I learned two things from my allergy screening:

1. I am allergic to 14 of the 16 objects they test you for. (more on this later) 

2. I can only breathe out of one nostril.

The most alarming thing I learned was that I'm allergic to trees and grass.

Think about this for a minute.

Trees.

and

Grass.

That's like being allergic to oxygen.

How in the world is it possible for a human being to evolve and be allergic to trees and grass? What advantage did this give my caveman ancestors that would have made them more likely to kill a saber tooth tiger and pass on this evolutionary trait? Wouldn't the caveman without the allergy to grass and trees be a more efficient hunter? If you were a cavewoman and you had to choose to breed with the man who was allergic to trees and grass or the man who wasn't allergic to trees and grass, wouldn't your decision have been easy to make?

Yet, somehow, I'm here.

And I can't breathe.

Ever.

That's because I'm also allergic to dogs, cats, dust of all types, and roaches (the over-under on roaches being one of the sixteen items tested for allergies has to be the highest).

The only thing I am not allergic to is mold.

Which means I would have thrived in a hermetically sealed dungeon alongside the Count of Monte Cristo.

Elsewhere?

Not so much.

When I asked the allergist whether it was normal to have this many allergies and only have one working nasal passage she told me that I had "a high degree of adaptability." Which is allergist speak for, "You are a freak."

It also means someone could drown me by holding just half my head underwater. If I'd been a terrorist and gotten waterboarded, I would probably have died.

On the positive side, I like to think that if I had two working nostrils my forty time would be cut in half. (Provided, however, that I was running on artificial turf).

So you can imagine my agony right now. 

I truly cannot breathe at a pollen count of 16,000.  

Worse than that? I had total faith that my allergies were better because I took the advice of a 3HL listener about eating a spoonful of local, organic honey each morning to combat the pollen count. The idea seems sound, ingesting the pollen to get your body used to the allergens. Then I went for a jog yesterday afternoon. 

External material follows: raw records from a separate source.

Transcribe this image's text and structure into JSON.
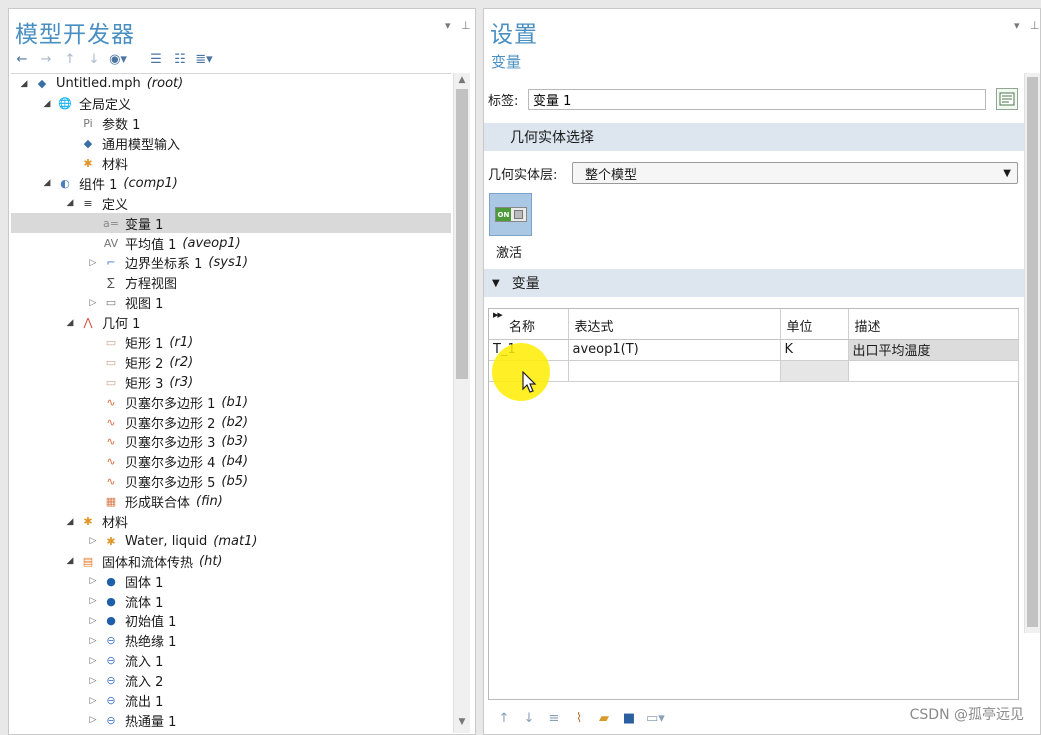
{
  "left": {
    "title": "模型开发器",
    "toolbar": [
      "back-arrow-icon",
      "forward-arrow-icon",
      "up-arrow-icon",
      "down-arrow-icon",
      "view-icon",
      "expand-icon",
      "collapse-icon",
      "list-icon"
    ],
    "tree": [
      {
        "level": 0,
        "twist": "open",
        "icon": "root",
        "label": "Untitled.mph",
        "tag": "(root)"
      },
      {
        "level": 1,
        "twist": "open",
        "icon": "globe",
        "label": "全局定义",
        "tag": ""
      },
      {
        "level": 2,
        "twist": "",
        "icon": "pi",
        "label": "参数 1",
        "tag": ""
      },
      {
        "level": 2,
        "twist": "",
        "icon": "diamond",
        "label": "通用模型输入",
        "tag": ""
      },
      {
        "level": 2,
        "twist": "",
        "icon": "material",
        "label": "材料",
        "tag": ""
      },
      {
        "level": 1,
        "twist": "open",
        "icon": "component",
        "label": "组件 1",
        "tag": "(comp1)"
      },
      {
        "level": 2,
        "twist": "open",
        "icon": "defs",
        "label": "定义",
        "tag": ""
      },
      {
        "level": 3,
        "twist": "",
        "icon": "var",
        "label": "变量 1",
        "tag": "",
        "selected": true
      },
      {
        "level": 3,
        "twist": "",
        "icon": "av",
        "label": "平均值 1",
        "tag": "(aveop1)"
      },
      {
        "level": 3,
        "twist": "closed",
        "icon": "coord",
        "label": "边界坐标系 1",
        "tag": "(sys1)"
      },
      {
        "level": 3,
        "twist": "",
        "icon": "eq",
        "label": "方程视图",
        "tag": ""
      },
      {
        "level": 3,
        "twist": "closed",
        "icon": "view",
        "label": "视图 1",
        "tag": ""
      },
      {
        "level": 2,
        "twist": "open",
        "icon": "geom",
        "label": "几何 1",
        "tag": ""
      },
      {
        "level": 3,
        "twist": "",
        "icon": "rect",
        "label": "矩形 1",
        "tag": "(r1)"
      },
      {
        "level": 3,
        "twist": "",
        "icon": "rect",
        "label": "矩形 2",
        "tag": "(r2)"
      },
      {
        "level": 3,
        "twist": "",
        "icon": "rect",
        "label": "矩形 3",
        "tag": "(r3)"
      },
      {
        "level": 3,
        "twist": "",
        "icon": "bezier",
        "label": "贝塞尔多边形 1",
        "tag": "(b1)"
      },
      {
        "level": 3,
        "twist": "",
        "icon": "bezier",
        "label": "贝塞尔多边形 2",
        "tag": "(b2)"
      },
      {
        "level": 3,
        "twist": "",
        "icon": "bezier",
        "label": "贝塞尔多边形 3",
        "tag": "(b3)"
      },
      {
        "level": 3,
        "twist": "",
        "icon": "bezier",
        "label": "贝塞尔多边形 4",
        "tag": "(b4)"
      },
      {
        "level": 3,
        "twist": "",
        "icon": "bezier",
        "label": "贝塞尔多边形 5",
        "tag": "(b5)"
      },
      {
        "level": 3,
        "twist": "",
        "icon": "union",
        "label": "形成联合体",
        "tag": "(fin)"
      },
      {
        "level": 2,
        "twist": "open",
        "icon": "material",
        "label": "材料",
        "tag": ""
      },
      {
        "level": 3,
        "twist": "closed",
        "icon": "material",
        "label": "Water, liquid",
        "tag": "(mat1)"
      },
      {
        "level": 2,
        "twist": "open",
        "icon": "heat",
        "label": "固体和流体传热",
        "tag": "(ht)"
      },
      {
        "level": 3,
        "twist": "closed",
        "icon": "domain",
        "label": "固体 1",
        "tag": ""
      },
      {
        "level": 3,
        "twist": "closed",
        "icon": "domain",
        "label": "流体 1",
        "tag": ""
      },
      {
        "level": 3,
        "twist": "closed",
        "icon": "domain",
        "label": "初始值 1",
        "tag": ""
      },
      {
        "level": 3,
        "twist": "closed",
        "icon": "boundary",
        "label": "热绝缘 1",
        "tag": ""
      },
      {
        "level": 3,
        "twist": "closed",
        "icon": "boundary",
        "label": "流入 1",
        "tag": ""
      },
      {
        "level": 3,
        "twist": "closed",
        "icon": "boundary",
        "label": "流入 2",
        "tag": ""
      },
      {
        "level": 3,
        "twist": "closed",
        "icon": "boundary",
        "label": "流出 1",
        "tag": ""
      },
      {
        "level": 3,
        "twist": "closed",
        "icon": "boundary",
        "label": "热通量 1",
        "tag": ""
      }
    ]
  },
  "right": {
    "title": "设置",
    "subtitle": "变量",
    "label_caption": "标签:",
    "label_value": "变量 1",
    "geo_section": "几何实体选择",
    "geo_level_caption": "几何实体层:",
    "geo_level_value": "整个模型",
    "activate_caption": "激活",
    "toggle_text": "ON",
    "var_section": "变量",
    "table": {
      "headers": [
        "名称",
        "表达式",
        "单位",
        "描述"
      ],
      "rows": [
        [
          "T_1",
          "aveop1(T)",
          "K",
          "出口平均温度"
        ],
        [
          "",
          "",
          "",
          ""
        ]
      ]
    }
  },
  "watermark": "CSDN @孤亭远见",
  "colors": {
    "title_blue": "#4a8fc2",
    "section_bg": "#dde6ef",
    "selected_row": "#d9d9d9",
    "cursor_highlight": "#ffec00"
  }
}
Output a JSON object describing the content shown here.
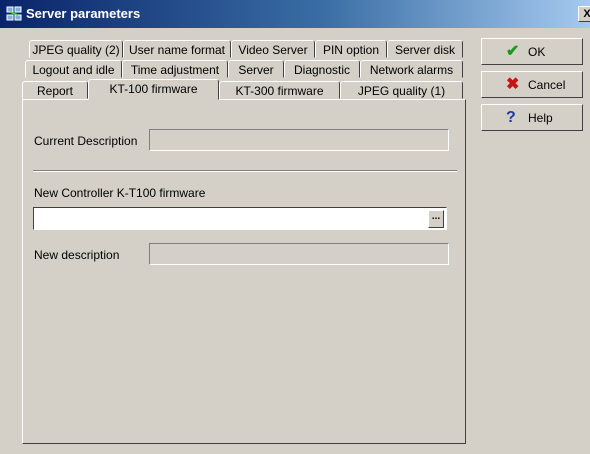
{
  "window": {
    "title": "Server parameters",
    "close_label": "X",
    "icon": "server-network-icon"
  },
  "tabs": {
    "row1": [
      "JPEG quality (2)",
      "User name format",
      "Video Server",
      "PIN option",
      "Server disk"
    ],
    "row2": [
      "Logout and idle",
      "Time adjustment",
      "Server",
      "Diagnostic",
      "Network alarms"
    ],
    "row3": [
      "Report",
      "KT-100 firmware",
      "KT-300 firmware",
      "JPEG quality (1)"
    ],
    "active": "KT-100 firmware"
  },
  "form": {
    "current_description_label": "Current Description",
    "current_description_value": "",
    "new_firmware_label": "New Controller K-T100 firmware",
    "new_firmware_value": "",
    "browse_label": "...",
    "new_description_label": "New description",
    "new_description_value": ""
  },
  "buttons": {
    "ok": {
      "label": "OK",
      "icon": "checkmark-icon",
      "icon_color": "#1a9a1a"
    },
    "cancel": {
      "label": "Cancel",
      "icon": "x-mark-icon",
      "icon_color": "#c81414"
    },
    "help": {
      "label": "Help",
      "icon": "question-mark-icon",
      "icon_color": "#1e3ca0"
    }
  }
}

Now I can't breathe at all.    

And chances are, if y'all live in the South, some of you are close to dying of pollen too.

I feel like walking death, a pollen zombie.

In an effort to stave off death, I plan on avoiding grass and trees for the rest of the spring. 

So far that plan is not going very well.  

Especially since we're broadcasting outside today for the U.S. Men's Soccer game at LP Field.

Pray for me. (Even more than usual).